The outermost circles represent the LGs/chromosomes of five legume genomes coded with different colours. The syntenic relationships of each LGs/chromosomes between two legume species are marked individually with different coloured lines.

Figure 6. Integration of genetic (A) and physical (B) map identified and mapped one robust SW-governing major Caq'SW1.1 QTL on 126.8 kb genomic region of desi chickpea chromosome 1. The marker-based comparative genome mapping revealed a high-degree of conserved collinear syntenic relationships of five candidate protein-coding desi genes annotated at this target genomic sequence interval with kabuli chickpea chromosome 1 (C) and Medicago chromosome 2 (D). A regulatory SNP (G/A) (Ca-II-SNP152) in a ERF TF gene showing strong linkage with Caq'SW1.1 QTL and conserved synteny with ERF orthologous genes annotated from kabuli chromosome 1 (C) and Medicago chromosome 2 (D), was selected as potential candidate for seed weight regulation in chickpea.

The genetic (cM)/physical (bp) distance and identity of the markers mapped on the chromosomes are indicated on the left and right side of the chromosomes, respectively. Red and blue dotted lines represent the gene- and marker-based syntenic relationships, respectively among desi and kabuli chickpea and Medicago chromosomes.

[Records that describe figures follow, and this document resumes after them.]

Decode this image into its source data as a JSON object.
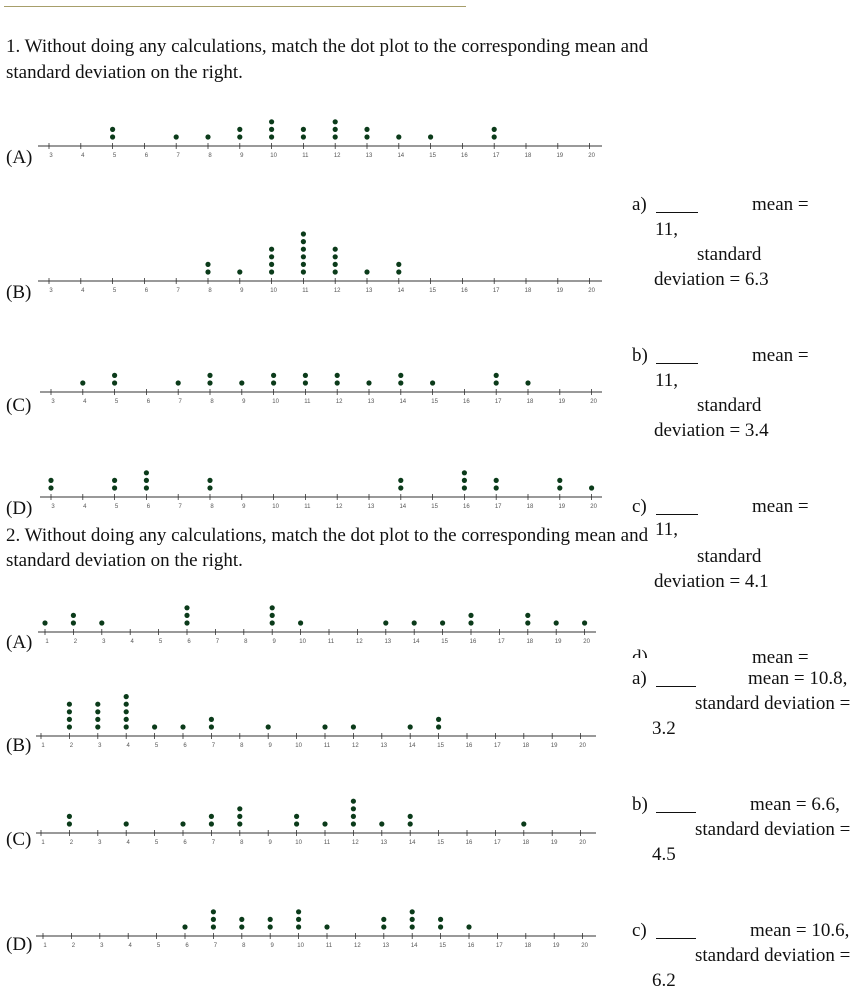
{
  "questions": [
    {
      "line1": "1. Without doing any calculations, match the dot plot to the corresponding mean and",
      "line2": "standard deviation on the right.",
      "plots": [
        {
          "label": "(A)",
          "ticks": [
            3,
            4,
            5,
            6,
            7,
            8,
            9,
            10,
            11,
            12,
            13,
            14,
            15,
            16,
            17,
            18,
            19,
            20
          ],
          "counts": {
            "5": 2,
            "7": 1,
            "8": 1,
            "9": 2,
            "10": 3,
            "11": 2,
            "12": 3,
            "13": 2,
            "14": 1,
            "15": 1,
            "17": 2
          }
        },
        {
          "label": "(B)",
          "ticks": [
            3,
            4,
            5,
            6,
            7,
            8,
            9,
            10,
            11,
            12,
            13,
            14,
            15,
            16,
            17,
            18,
            19,
            20
          ],
          "counts": {
            "8": 2,
            "9": 1,
            "10": 4,
            "11": 6,
            "12": 4,
            "13": 1,
            "14": 2
          }
        },
        {
          "label": "(C)",
          "ticks": [
            3,
            4,
            5,
            6,
            7,
            8,
            9,
            10,
            11,
            12,
            13,
            14,
            15,
            16,
            17,
            18,
            19,
            20
          ],
          "counts": {
            "4": 1,
            "5": 2,
            "7": 1,
            "8": 2,
            "9": 1,
            "10": 2,
            "11": 2,
            "12": 2,
            "13": 1,
            "14": 2,
            "15": 1,
            "17": 2,
            "18": 1
          }
        },
        {
          "label": "(D)",
          "ticks": [
            3,
            4,
            5,
            6,
            7,
            8,
            9,
            10,
            11,
            12,
            13,
            14,
            15,
            16,
            17,
            18,
            19,
            20
          ],
          "counts": {
            "3": 2,
            "5": 2,
            "6": 3,
            "8": 2,
            "14": 2,
            "16": 3,
            "17": 2,
            "19": 2,
            "20": 1
          }
        }
      ],
      "options": [
        {
          "letter": "a)",
          "mean_label": "mean =",
          "mean_value": "11,",
          "sd_label": "standard",
          "sd_value": "deviation = 6.3"
        },
        {
          "letter": "b)",
          "mean_label": "mean =",
          "mean_value": "11,",
          "sd_label": "standard",
          "sd_value": "deviation = 3.4"
        },
        {
          "letter": "c)",
          "mean_label": "mean =",
          "mean_value": "11,",
          "sd_label": "standard",
          "sd_value": "deviation = 4.1"
        },
        {
          "letter": "d)",
          "mean_label": "mean ="
        }
      ]
    },
    {
      "line1": "2. Without doing any calculations, match the dot plot to the corresponding mean and",
      "line2": "standard deviation on the right.",
      "plots": [
        {
          "label": "(A)",
          "ticks": [
            1,
            2,
            3,
            4,
            5,
            6,
            7,
            8,
            9,
            10,
            11,
            12,
            13,
            14,
            15,
            16,
            17,
            18,
            19,
            20
          ],
          "counts": {
            "1": 1,
            "2": 2,
            "3": 1,
            "6": 3,
            "9": 3,
            "10": 1,
            "13": 1,
            "14": 1,
            "15": 1,
            "16": 2,
            "18": 2,
            "19": 1,
            "20": 1
          }
        },
        {
          "label": "(B)",
          "ticks": [
            1,
            2,
            3,
            4,
            5,
            6,
            7,
            8,
            9,
            10,
            11,
            12,
            13,
            14,
            15,
            16,
            17,
            18,
            19,
            20
          ],
          "counts": {
            "2": 4,
            "3": 4,
            "4": 5,
            "5": 1,
            "6": 1,
            "7": 2,
            "9": 1,
            "11": 1,
            "12": 1,
            "14": 1,
            "15": 2
          }
        },
        {
          "label": "(C)",
          "ticks": [
            1,
            2,
            3,
            4,
            5,
            6,
            7,
            8,
            9,
            10,
            11,
            12,
            13,
            14,
            15,
            16,
            17,
            18,
            19,
            20
          ],
          "counts": {
            "2": 2,
            "4": 1,
            "6": 1,
            "7": 2,
            "8": 3,
            "10": 2,
            "11": 1,
            "12": 4,
            "13": 1,
            "14": 2,
            "18": 1
          }
        },
        {
          "label": "(D)",
          "ticks": [
            1,
            2,
            3,
            4,
            5,
            6,
            7,
            8,
            9,
            10,
            11,
            12,
            13,
            14,
            15,
            16,
            17,
            18,
            19,
            20
          ],
          "counts": {
            "6": 1,
            "7": 3,
            "8": 2,
            "9": 2,
            "10": 3,
            "11": 1,
            "13": 2,
            "14": 3,
            "15": 2,
            "16": 1
          }
        }
      ],
      "options": [
        {
          "letter": "a)",
          "mean_label": "mean = 10.8,",
          "sd_label": "standard deviation =",
          "sd_value": "3.2"
        },
        {
          "letter": "b)",
          "mean_label": "mean = 6.6,",
          "sd_label": "standard deviation =",
          "sd_value": "4.5"
        },
        {
          "letter": "c)",
          "mean_label": "mean = 10.6,",
          "sd_label": "standard deviation =",
          "sd_value": "6.2"
        }
      ]
    }
  ],
  "colors": {
    "dot": "#0b3b1a",
    "rule": "#a79e6a"
  }
}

Figure 7. Structural annotation of one candidate SW-associated AP2-domain-containing ERF TF gene delineated at a major Caq'SW1.1 QTL interval by integrating QTL mapping with comparative genome mapping and differential expression profiling.

Diverse coding (functional domain) and non-coding upstream (URR) and downstream (DRR) regulatory regions of gene are highlighted. One functionally relevant SNP (G/A) identified in the DRE cis-acting element (ACCGAC) of ERF gene possibly involved in transcriptional regulation of this gene for seed weight and development in chickpea is indicated. CDS: coding sequences.

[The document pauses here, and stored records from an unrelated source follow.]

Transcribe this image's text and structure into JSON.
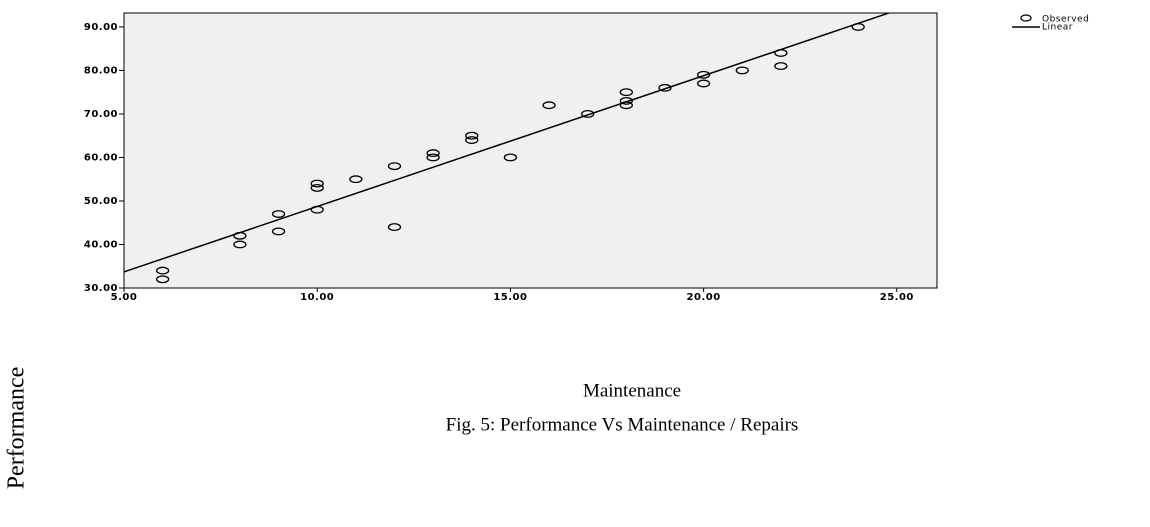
{
  "chart_data": {
    "type": "scatter",
    "x_label": "Maintenance",
    "y_label": "Performance",
    "caption": "Fig. 5: Performance Vs Maintenance / Repairs",
    "x": [
      6,
      6,
      8,
      8,
      9,
      9,
      10,
      10,
      10,
      11,
      12,
      12,
      13,
      13,
      14,
      14,
      15,
      16,
      17,
      18,
      18,
      18,
      19,
      20,
      20,
      21,
      22,
      22,
      24
    ],
    "series": [
      {
        "name": "Observed",
        "color": "#000000",
        "values": [
          34,
          32,
          42,
          40,
          47,
          43,
          54,
          53,
          48,
          55,
          58,
          44,
          61,
          60,
          65,
          64,
          60,
          72,
          70,
          75,
          73,
          72,
          76,
          79,
          77,
          80,
          84,
          81,
          90
        ]
      }
    ],
    "trendline": {
      "name": "Linear",
      "kind": "linear",
      "color": "#000000"
    },
    "xlim": [
      5,
      26.04
    ],
    "ylim": [
      30,
      93.2
    ],
    "xticks": [
      {
        "value": 5,
        "label": "5.00"
      },
      {
        "value": 10,
        "label": "10.00"
      },
      {
        "value": 15,
        "label": "15.00"
      },
      {
        "value": 20,
        "label": "20.00"
      },
      {
        "value": 25,
        "label": "25.00"
      }
    ],
    "yticks": [
      {
        "value": 30,
        "label": "30.00"
      },
      {
        "value": 40,
        "label": "40.00"
      },
      {
        "value": 50,
        "label": "50.00"
      },
      {
        "value": 60,
        "label": "60.00"
      },
      {
        "value": 70,
        "label": "70.00"
      },
      {
        "value": 80,
        "label": "80.00"
      },
      {
        "value": 90,
        "label": "90.00"
      }
    ],
    "legend": "top-right",
    "background": "#f0f0f0"
  }
}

Figure 8. Differential expression profiling of a strong SW-associated regulatory SNP-containing ERF TF gene in three different vegetative (shoot, root and leaf) and two seed developmental stages (S1 and S2: Seed development stages 1 and 2 occurring at 10–20 and 21–30 days after podding, respectively) of eight low (ICC 12968, ICCX-810800, ICC 4926 and ICC 12654 with 100 seed weight: 8.9–20.8 g) and high (ICC 4958, ICC 20268, ICC 7410 and ICC 6121 with 30.7–47.0 g) seed weight contrasting chickpea genotypes as well as parents of mapping population using quantitative RT-PCR assay.

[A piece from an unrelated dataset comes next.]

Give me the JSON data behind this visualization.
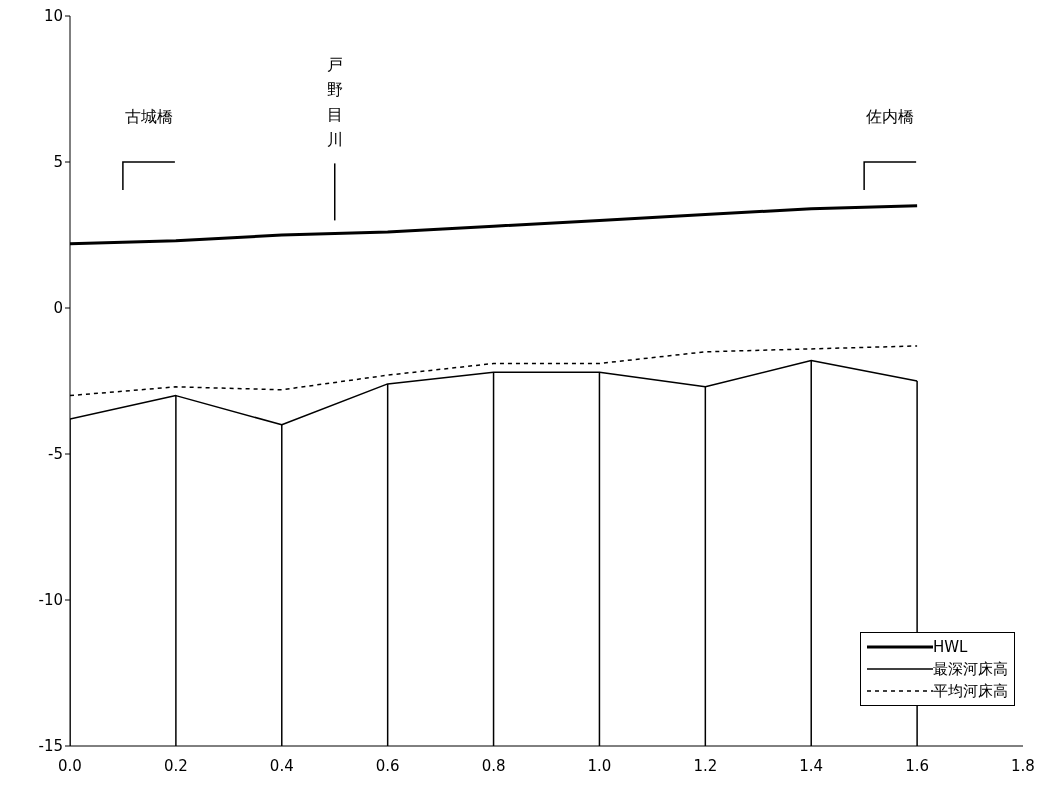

The elongation factor-1 alpha gene was used as an internal control in the RT-PCR assay to normalize the expression values across different tissues/developmental stages of chickpea genotypes and mapping parents. The bars indicate mean (± standard error) of three independent biological replicates with two technical replicates for each sample used in RT-PCR. *Significant differences in gene expression at seed developmental stages of genotypes as compared to leaf at p ≤ 0.01 (LSD-ANOVA significance test). ^#Significant differences in gene expression between S1 and S2 seed developmental stages of genotypes at p ≤ 0.001 (LSD-ANOVA significance test). The ‘G' and ‘A' SNP-alleles identified in the cis-acting element of ERF TF gene possibly regulating seed weight in desi (D) and kabuli (K) chickpea genotypes are represented.